Per la Corte d'appello di Bari quello di vendere liberamente il proprio corpo è un diritto tutelato dalla Costituzione per le escort

"Prostituirsi è un diritto costituzionale": i giudici di Bari contro la legge Merlin

A sessant'anni dalla sua approvazione, la legge Merlin - quella che chiuse le case di tolleranza e stabilì le pene per chi sfrutta la prostituzione - ha ormai fatto il suo tempo: perché nel mercato del sesso sono comparse nuove figure come le escort. Non più proletarie costrette a vendersi dalla fame, ma libere professioniste che liberamente vendono il proprio corpo. Il loro, dice la Corte d'appello di Bari, è un diritto tutelato dalla Costituzione. E se le escort devono poter lavorare, allora devono poter lavorare anche i loro autisti, guardiaspalle, reclutatori: insomma tutto quel mondo che ruota intorno al mercato del sesso, e che oggi incorre nei rigori della legge.

Così, con una decisione potenzialmente rivoluzionaria, la Corte d'appello di Bari ha ritenuto fondata, trasmettendola alla Corte Costituzionale, l'eccezione sollevata nei processi in corso a Bari dai difensori di Giampaolo Tarantini e Massimo Verdoscia, condannati in primo grado per avere reclutato una serie di ragazze da presentare alle cene di Silvio Berlusconi. Il processo di secondo grado è stato sospeso in attesa della decisione della Corte Costituzionale. Se la vecchia legge Merlin dovesse venire cancellata nelle norme sotto accusa, gli imputati verrebbero assolti.

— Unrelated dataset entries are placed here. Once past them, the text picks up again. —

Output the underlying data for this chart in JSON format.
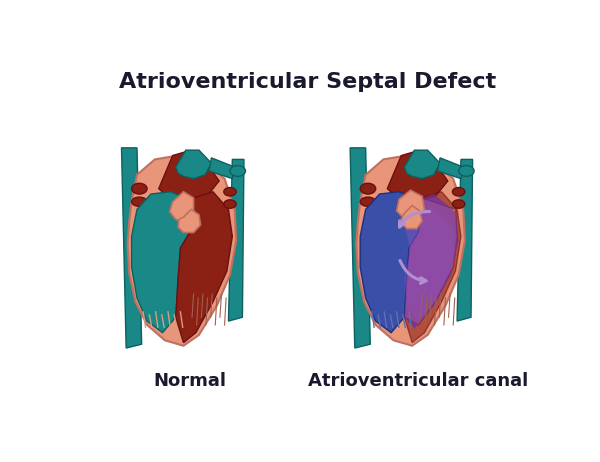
{
  "title": "Atrioventricular Septal Defect",
  "label_left": "Normal",
  "label_right": "Atrioventricular canal",
  "bg_color": "#ffffff",
  "title_color": "#1a1a2e",
  "title_fontsize": 16,
  "label_fontsize": 13,
  "skin": "#e8957a",
  "skin_light": "#f0aa90",
  "dark_red": "#8b2015",
  "med_red": "#b03020",
  "teal": "#1b8888",
  "dark_teal": "#0d6060",
  "teal_dark2": "#156868",
  "blue_fill": "#2a4090",
  "blue_mid": "#3a50a8",
  "purple_fill": "#7030a0",
  "purple_light": "#9050c0",
  "arrow_col": "#8060b0",
  "arrow_light": "#b090d0"
}
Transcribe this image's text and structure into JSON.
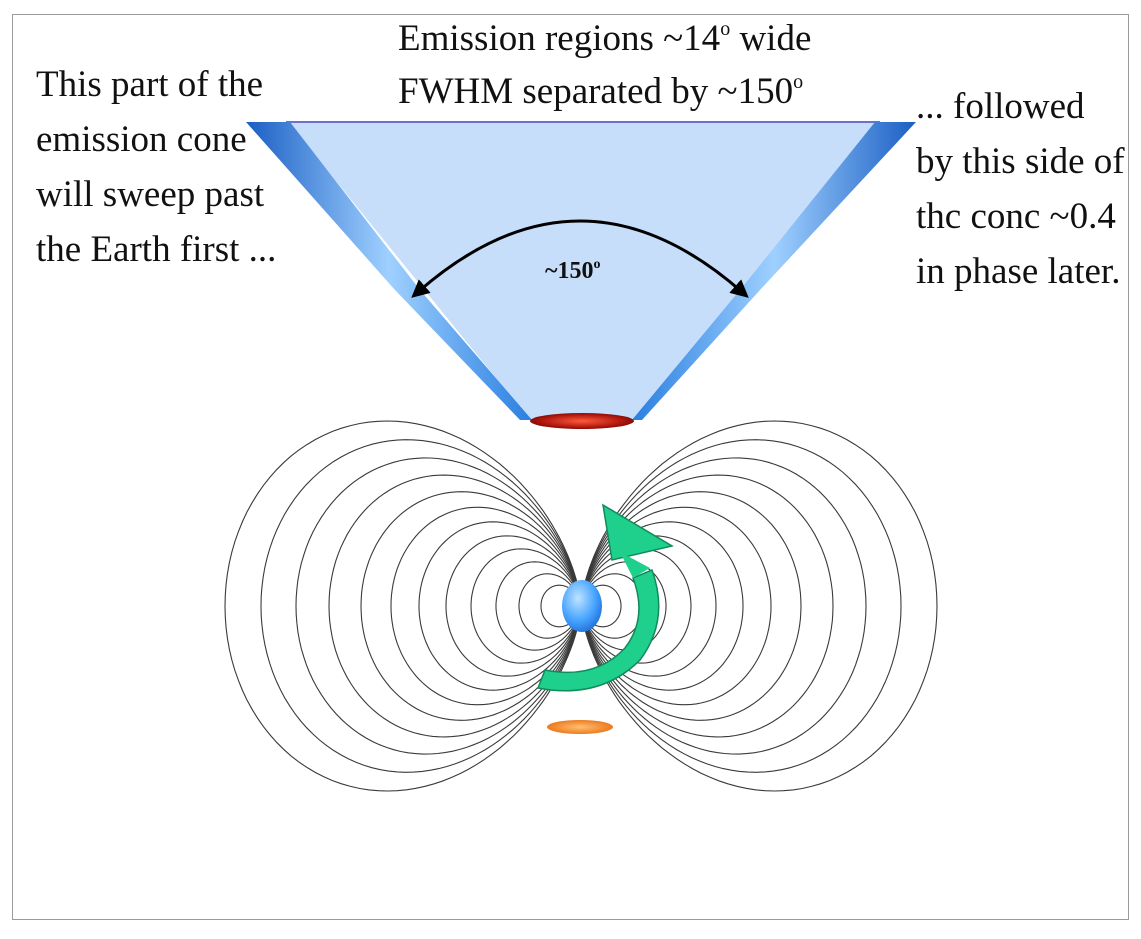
{
  "labels": {
    "top_line1": "Emission regions ~14",
    "top_line1_sup": "o",
    "top_line1_end": " wide",
    "top_line2": "FWHM separated by ~150",
    "top_line2_sup": "o",
    "left_lines": [
      "This part of the",
      "emission cone",
      "will sweep past",
      "the Earth first ..."
    ],
    "right_lines": [
      "... followed",
      "by this side of",
      "thc conc ~0.4",
      "in phase later."
    ],
    "angle_label": "~150",
    "angle_sup": "o"
  },
  "colors": {
    "cone_fill": "#c7defa",
    "cone_top_edge": "#6f6fd0",
    "beam_blue": "#2a7fe0",
    "beam_light": "#8ec5ff",
    "field_line": "#3a3a3a",
    "star": "#4aa6ff",
    "north_cap": "#a8120a",
    "south_cap": "#f07a18",
    "rotation_arrow": "#1fcf8c",
    "angle_arrow": "#000000"
  },
  "icons": {
    "rotation": "curved-rotation-arrow-icon",
    "angle": "double-headed-arc-arrow-icon"
  }
}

E per l'ennesima volta sarebbero le sentenze a portare nell'ordinamento italiano quelle modifiche al passo con i tempi che il Parlamento non riesce a introdurre.

Nelle 27 pagine dell'ordinanza, la Corte barese sembra fare proprie risolutamente le argomentazioni dei legali degli imputati, Nicola Quaranta e Nino Ghiro. Al centro del processo, scrivono i giudici, "c'è l'affermazione del principio della libertà di autodeterminazione sessuale della persona umana; libertà che si estrinseca, nel caso delle escort, attraverso il riconoscimento del loro diritto a disporre della sessualità in termini contrattualistici dell'erogazione della prestazione sessuale contro pagamento di denaro o di altra compatibile utilità". "Siamo in presenza di un diritto costituzionalmente garantito", scrivono i giudici. Siamo di fronte, aggiungono, a "donne che hanno liberamente scelto di operare lo scambio" tra piacere e denaro; a una "protestata forma di affermazione identitaria, attingendo la libertà di autodeterminazione sessuale alle più profonde radici della persona umana".

Ed allora "sicuramente intacca l'inviolabilità di tale diritto una previsione normativa che sanzioni penalmente il compimento, ad opera di terzi, di attività materiali che tuttavia non siano in grado di incidere sulla libertà autodeterminativa delle escort". L'importante, insomma, è che la donna decida liberamente. Tutti quelli che poi collaborano con lei non devono essere puniti: "una tutela di tale libertà non può tollerare limitazioni ala pienezza del suo esercizio e quindi deve espellere quelle forme normative che siano palesemente ostative alla sua libera manifestazione".

Perchè "la condotta di reclutamento ovvero di selezione delle escort deve considerarsi diretta conseguenza della loro libertà di scelta di porsi sul mercato".
Commenta l'avvocato Quaranta: "Ho concluso il mio intervento davanti ai giudici di Bari dicendo: siate giudici della libertà e non dell'ipocrisia. Questa ordinanza afferma la laicità dello Stato".